Schmallenberg disease crosses over from Europe to England
London Sally Clay is close to tears as she holds in her arms a lamb that has just been born but will not survive for long. "I don't think he can see. He's brain damaged and his head is lolling, he won't be able to suckle." The ewe comes across to nuzzle her offspring.
"He does have a wonderful mother who is trying to get him to stand up, but it's not going to happen. Lambs like this are not viable. It's heartbreaking."
John, the veteran farmer beside her in his lambing shed at this East Sussex farm, says grimly, "He's getting cold now. I will have to shoot him. It's not easy."
The pair of them were looking forward to the lambing season as a time of early mornings and hard work but deep reward.
Invisible
Instead it has turned into a nightmare. This is one of 74 farms across England that have been struck by a new disease that is causing thousands of lambs to be born dead or with deformities that mean they cannot survive for more than a few minutes.
A thousand farms across Europe have been hit in the last month or so — but nobody knows how bad things will get, because the lambing season is not yet in full swing. The disease is invisible in sheep until the infected ewes give birth.
Schmallenberg disease is so new that it was only named in December, after the town in western Germany where the first cases were seen last August. Scientists are not sure how it is transmitted, but the leading theory is that plumes of midges carrying the disease were blown across the sea in the autumn.
Sheep have a gestation period of five months, so the adults infected then are beginning to give birth now. There is also a fear that cows will be affected.
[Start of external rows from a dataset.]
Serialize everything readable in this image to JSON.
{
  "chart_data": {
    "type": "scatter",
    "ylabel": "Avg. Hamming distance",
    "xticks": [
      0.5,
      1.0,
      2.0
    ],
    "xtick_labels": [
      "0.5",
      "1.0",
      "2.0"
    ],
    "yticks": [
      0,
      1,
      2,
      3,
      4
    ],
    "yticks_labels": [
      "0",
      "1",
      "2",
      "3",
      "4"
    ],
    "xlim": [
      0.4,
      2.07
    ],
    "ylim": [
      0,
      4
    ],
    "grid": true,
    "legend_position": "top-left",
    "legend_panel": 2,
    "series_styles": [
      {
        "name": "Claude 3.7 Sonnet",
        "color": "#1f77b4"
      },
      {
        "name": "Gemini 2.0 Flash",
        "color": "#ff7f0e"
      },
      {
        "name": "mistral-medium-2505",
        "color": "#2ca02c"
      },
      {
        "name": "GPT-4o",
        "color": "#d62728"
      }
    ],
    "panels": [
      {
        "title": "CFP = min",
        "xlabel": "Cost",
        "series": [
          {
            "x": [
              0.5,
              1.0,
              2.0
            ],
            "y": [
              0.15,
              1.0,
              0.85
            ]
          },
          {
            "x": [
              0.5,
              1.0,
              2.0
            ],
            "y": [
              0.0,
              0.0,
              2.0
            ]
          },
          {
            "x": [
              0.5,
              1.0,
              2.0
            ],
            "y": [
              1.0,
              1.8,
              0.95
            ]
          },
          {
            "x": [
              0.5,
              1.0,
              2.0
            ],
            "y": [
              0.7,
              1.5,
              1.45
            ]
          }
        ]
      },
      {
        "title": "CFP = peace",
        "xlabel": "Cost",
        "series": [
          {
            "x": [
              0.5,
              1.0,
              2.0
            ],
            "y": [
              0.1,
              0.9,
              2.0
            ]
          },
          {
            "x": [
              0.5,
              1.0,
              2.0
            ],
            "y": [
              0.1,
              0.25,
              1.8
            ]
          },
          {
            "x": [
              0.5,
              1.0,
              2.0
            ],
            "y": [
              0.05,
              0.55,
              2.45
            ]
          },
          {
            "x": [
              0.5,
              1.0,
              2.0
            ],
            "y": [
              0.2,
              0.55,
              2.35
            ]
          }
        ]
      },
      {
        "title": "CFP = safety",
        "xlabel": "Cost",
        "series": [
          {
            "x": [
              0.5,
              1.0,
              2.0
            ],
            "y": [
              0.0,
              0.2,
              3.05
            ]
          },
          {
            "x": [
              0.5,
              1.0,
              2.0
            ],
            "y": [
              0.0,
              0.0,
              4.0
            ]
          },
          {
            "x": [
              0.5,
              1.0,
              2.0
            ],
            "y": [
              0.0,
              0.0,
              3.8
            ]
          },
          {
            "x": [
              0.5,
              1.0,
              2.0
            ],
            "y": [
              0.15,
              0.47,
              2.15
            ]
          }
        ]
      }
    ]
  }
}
So far the disease has been found in cattle at five British farms, where calves have been aborted six months into pregnancy.
Public meeting
Cows have a longer gestation period than sheep, so any major impact on births will not be seen until later in the year. John, who does not want his surname to be used, has lost 40 of the 400 lambs born so far, but others have lost more.
He went to a public meeting where a scientist from the Animal Health and Veterinary Laboratories Agency (AHVLA) said the worst-hit farms could lose half their flocks. The Department for Environment, Food and Rural Affairs said this has happened in rare cases in Europe, but the worst seen in Britain so far is 20 per cent.
That is still a major challenge to the farming industry, which is already struggling. Lambs can fetch £100 (Dh585) each at market and 16 million are born in Britain every year. "This has huge potential financial implications for the farming community," says Alistair Mackintosh, said of the National Farmers Union's (NFU) livestock board.
Catastrophic
"To lose 20 per cent of your flock is catastrophic. I was talking to a farmer who has 10,000 sheep. If he loses even five per cent of the animals born this year, that's a hell of a lot of lambs."
Catherine McLaughlin, the NFU's animal health and welfare policy adviser, said there was no need to fear eating lamb or being near the animals. "We've had reassuring messages from the Food Standard Agency and the Health Protection Agency and the equivalent bodies in Europe," she said.